Das SG hat die Klage zu Recht abgewiesen, da der Aufhebungs- und Erstattungsbescheid vom 20.02.2014 in der Gestalt des Widerspruchsbescheides vom 23.04.2014 rechtmäßig ist und die Klägerin nicht in ihren Rechten verletzt.

Der Senat sieht von einer weiteren eingehenden Darstellung der Entscheidungsgründe ab, weil er die Berufung aus den Gründen der angefochtenen Entscheidung als unbegründet zurückweist (§ 153 Abs 2 SGG).
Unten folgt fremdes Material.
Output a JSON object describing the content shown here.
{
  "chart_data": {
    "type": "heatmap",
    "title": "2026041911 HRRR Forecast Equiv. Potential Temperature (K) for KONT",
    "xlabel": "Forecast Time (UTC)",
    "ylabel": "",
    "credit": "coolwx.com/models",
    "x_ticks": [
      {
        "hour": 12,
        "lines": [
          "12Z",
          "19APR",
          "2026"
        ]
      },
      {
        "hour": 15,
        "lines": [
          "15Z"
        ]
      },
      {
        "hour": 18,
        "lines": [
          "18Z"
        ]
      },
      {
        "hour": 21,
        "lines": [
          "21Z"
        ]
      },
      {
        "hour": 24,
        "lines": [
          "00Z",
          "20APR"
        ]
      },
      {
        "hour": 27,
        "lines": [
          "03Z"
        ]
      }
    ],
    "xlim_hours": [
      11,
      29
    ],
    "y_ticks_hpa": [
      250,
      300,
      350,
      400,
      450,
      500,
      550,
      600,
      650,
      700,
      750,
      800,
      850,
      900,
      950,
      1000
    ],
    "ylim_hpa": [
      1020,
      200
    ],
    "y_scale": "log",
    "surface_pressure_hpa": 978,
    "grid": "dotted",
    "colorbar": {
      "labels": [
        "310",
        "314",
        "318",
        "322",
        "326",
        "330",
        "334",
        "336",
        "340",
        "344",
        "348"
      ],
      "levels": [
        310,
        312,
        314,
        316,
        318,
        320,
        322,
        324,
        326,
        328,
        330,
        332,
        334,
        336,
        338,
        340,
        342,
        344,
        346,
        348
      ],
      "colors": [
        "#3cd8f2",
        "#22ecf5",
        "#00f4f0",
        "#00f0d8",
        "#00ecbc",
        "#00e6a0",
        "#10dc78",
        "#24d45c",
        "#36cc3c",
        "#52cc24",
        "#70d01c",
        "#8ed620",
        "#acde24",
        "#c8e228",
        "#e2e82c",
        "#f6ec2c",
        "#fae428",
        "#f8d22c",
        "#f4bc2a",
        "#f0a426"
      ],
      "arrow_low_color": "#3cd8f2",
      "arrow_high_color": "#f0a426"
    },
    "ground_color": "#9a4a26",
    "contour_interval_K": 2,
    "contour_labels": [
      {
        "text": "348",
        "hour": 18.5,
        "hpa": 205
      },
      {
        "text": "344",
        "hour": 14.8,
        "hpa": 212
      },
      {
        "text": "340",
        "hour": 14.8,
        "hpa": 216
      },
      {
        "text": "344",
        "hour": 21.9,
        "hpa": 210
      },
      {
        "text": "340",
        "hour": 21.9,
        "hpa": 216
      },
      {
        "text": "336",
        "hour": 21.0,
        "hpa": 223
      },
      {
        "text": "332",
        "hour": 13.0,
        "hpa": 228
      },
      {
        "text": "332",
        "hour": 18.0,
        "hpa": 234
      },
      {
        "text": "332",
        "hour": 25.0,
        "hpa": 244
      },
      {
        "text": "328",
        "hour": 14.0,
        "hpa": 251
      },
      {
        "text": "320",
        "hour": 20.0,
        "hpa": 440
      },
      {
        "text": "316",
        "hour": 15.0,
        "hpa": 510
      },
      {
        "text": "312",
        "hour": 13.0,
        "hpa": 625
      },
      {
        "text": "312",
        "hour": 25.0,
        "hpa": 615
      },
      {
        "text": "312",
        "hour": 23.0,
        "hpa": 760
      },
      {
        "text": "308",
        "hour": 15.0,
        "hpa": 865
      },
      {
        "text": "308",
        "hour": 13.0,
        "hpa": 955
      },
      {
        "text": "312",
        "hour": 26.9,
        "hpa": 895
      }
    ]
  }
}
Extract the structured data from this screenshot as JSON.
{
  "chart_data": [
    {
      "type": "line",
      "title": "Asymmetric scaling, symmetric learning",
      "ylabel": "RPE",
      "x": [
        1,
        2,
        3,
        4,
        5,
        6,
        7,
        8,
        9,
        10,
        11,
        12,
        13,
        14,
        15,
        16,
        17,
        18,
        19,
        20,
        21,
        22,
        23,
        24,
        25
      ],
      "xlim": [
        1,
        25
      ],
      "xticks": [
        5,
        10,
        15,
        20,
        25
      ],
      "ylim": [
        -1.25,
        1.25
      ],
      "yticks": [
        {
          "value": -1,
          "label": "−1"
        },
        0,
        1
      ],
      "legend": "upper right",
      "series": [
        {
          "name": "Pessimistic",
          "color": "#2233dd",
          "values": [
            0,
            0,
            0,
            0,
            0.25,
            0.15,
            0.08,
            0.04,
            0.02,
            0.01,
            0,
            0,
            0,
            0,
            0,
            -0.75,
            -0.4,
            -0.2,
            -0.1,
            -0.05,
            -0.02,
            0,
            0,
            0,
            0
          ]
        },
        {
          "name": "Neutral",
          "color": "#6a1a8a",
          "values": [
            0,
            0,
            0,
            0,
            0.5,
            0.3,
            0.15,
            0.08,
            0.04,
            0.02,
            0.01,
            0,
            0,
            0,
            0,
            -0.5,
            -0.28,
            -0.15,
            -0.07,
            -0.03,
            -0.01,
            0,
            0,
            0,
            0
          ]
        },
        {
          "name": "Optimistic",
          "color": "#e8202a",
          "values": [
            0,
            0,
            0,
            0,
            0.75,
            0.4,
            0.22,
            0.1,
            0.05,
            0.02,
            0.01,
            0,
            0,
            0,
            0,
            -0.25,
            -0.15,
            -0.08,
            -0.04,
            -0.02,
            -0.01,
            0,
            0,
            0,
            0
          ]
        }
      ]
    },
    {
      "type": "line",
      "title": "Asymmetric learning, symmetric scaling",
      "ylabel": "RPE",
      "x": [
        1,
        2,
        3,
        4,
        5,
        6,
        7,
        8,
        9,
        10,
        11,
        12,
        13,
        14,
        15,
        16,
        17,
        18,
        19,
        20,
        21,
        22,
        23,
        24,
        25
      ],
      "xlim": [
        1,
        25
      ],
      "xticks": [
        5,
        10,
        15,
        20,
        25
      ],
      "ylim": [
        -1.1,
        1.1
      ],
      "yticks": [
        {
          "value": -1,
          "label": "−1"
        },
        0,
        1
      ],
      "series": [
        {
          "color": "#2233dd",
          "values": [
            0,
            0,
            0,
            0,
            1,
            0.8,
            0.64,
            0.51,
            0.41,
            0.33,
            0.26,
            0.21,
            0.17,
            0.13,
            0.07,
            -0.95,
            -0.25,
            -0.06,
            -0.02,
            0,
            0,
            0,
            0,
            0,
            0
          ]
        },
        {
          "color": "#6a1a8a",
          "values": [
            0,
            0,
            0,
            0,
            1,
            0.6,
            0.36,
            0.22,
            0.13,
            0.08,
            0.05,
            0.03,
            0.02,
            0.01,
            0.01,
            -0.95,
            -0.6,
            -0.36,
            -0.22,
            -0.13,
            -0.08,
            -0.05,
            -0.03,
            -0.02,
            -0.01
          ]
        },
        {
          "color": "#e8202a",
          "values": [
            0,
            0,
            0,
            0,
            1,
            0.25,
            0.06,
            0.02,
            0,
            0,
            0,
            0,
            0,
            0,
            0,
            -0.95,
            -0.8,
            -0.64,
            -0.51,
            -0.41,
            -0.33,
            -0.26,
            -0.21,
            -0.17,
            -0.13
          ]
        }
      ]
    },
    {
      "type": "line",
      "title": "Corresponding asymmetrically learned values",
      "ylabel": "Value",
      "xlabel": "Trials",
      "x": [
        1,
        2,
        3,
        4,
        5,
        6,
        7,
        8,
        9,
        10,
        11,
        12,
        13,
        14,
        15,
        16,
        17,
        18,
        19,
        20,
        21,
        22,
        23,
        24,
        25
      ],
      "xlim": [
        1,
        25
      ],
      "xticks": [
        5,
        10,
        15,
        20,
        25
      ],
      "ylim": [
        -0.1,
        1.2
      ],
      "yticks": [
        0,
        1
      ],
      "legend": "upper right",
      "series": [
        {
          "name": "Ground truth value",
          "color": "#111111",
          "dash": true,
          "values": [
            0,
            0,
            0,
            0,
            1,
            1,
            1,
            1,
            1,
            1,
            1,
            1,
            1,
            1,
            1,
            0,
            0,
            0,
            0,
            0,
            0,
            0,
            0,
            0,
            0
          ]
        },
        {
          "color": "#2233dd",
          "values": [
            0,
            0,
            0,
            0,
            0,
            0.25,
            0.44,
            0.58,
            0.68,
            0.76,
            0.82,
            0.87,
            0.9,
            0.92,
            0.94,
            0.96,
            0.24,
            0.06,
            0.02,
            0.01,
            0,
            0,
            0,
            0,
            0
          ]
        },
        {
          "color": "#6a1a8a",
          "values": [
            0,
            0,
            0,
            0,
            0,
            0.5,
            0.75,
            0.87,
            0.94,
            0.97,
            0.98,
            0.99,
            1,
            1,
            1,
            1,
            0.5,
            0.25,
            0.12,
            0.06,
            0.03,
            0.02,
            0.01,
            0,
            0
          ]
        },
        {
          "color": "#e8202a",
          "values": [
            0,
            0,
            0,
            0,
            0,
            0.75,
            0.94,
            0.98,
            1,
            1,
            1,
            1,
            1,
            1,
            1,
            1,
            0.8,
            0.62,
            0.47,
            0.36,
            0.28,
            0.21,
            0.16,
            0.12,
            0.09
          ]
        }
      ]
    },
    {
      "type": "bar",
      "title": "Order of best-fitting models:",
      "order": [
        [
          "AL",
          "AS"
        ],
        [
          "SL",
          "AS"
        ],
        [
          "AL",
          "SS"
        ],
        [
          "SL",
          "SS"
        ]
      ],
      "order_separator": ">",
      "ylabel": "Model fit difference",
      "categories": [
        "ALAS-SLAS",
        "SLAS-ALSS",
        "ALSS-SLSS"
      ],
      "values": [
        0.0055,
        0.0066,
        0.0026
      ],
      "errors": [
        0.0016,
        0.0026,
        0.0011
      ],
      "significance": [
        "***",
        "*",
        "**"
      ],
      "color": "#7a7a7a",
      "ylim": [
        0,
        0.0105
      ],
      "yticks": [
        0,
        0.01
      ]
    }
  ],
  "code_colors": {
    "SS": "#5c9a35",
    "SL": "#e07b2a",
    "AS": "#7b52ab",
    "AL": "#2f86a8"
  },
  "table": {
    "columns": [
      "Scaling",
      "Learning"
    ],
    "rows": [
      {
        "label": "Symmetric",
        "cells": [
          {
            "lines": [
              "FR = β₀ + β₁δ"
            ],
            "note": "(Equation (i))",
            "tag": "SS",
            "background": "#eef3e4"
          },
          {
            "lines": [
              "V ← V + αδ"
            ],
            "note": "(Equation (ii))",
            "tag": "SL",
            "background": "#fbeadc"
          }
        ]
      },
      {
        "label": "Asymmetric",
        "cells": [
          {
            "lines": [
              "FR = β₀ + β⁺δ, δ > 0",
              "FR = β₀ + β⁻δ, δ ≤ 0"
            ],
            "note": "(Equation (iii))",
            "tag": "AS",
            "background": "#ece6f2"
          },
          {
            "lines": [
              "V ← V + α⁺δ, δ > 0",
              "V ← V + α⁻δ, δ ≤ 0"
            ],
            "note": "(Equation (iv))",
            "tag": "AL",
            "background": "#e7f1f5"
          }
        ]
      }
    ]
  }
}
Ergänzend wird ausgeführt, dass im Widerspruchsbescheid vom 23.04.2014 zwar das Wort "Ermessen" nicht erwähnt wird. Die Verwendung des Begriffs "Ermessen" ist allerdings kein unverzichtbares Element der Begründung eines Verwaltungsakts, welcher die Ermessensbetätigung und die hierfür maßgeblichen Gesichtspunkte lediglich "erkennen lassen" muss (BSG 11.02.2015, B 13 R 15/13 R, juris). Die Ausführungen im Widerspruchsbescheid zeigen jedoch deutlich, dass der Beklagten bewusst war eine Ermessensentscheidung treffen zu müssen und sie eine solche auch getroffen hat. Denn sie hat eine "Abwägung aller Umstände" vorgenommen und im Rahmen dieser Abwägung begründet, weshalb das öffentliche Interesse an einer Aufhebung des rechtswidrigen Bewilligungsbescheides das private Interesse der Klägerin, das ausbezahlte Geld behalten zu dürfen, überwiegt. Im Übrigen ist der Senat der Auffassung, dass angesichts des Sachverhalts jede andere Entscheidung als die Aufhebung der rechtswidrigen Bewilligung ermessensfehlerhaft gewesen wäre und somit ein Fall der Ermessensreduzierung "auf Null" vorliegt.

Die Kostenentscheidung beruht auf §§ 183, 193 SGG.

Gründe für die Zulassung der Revision liegen nicht vor.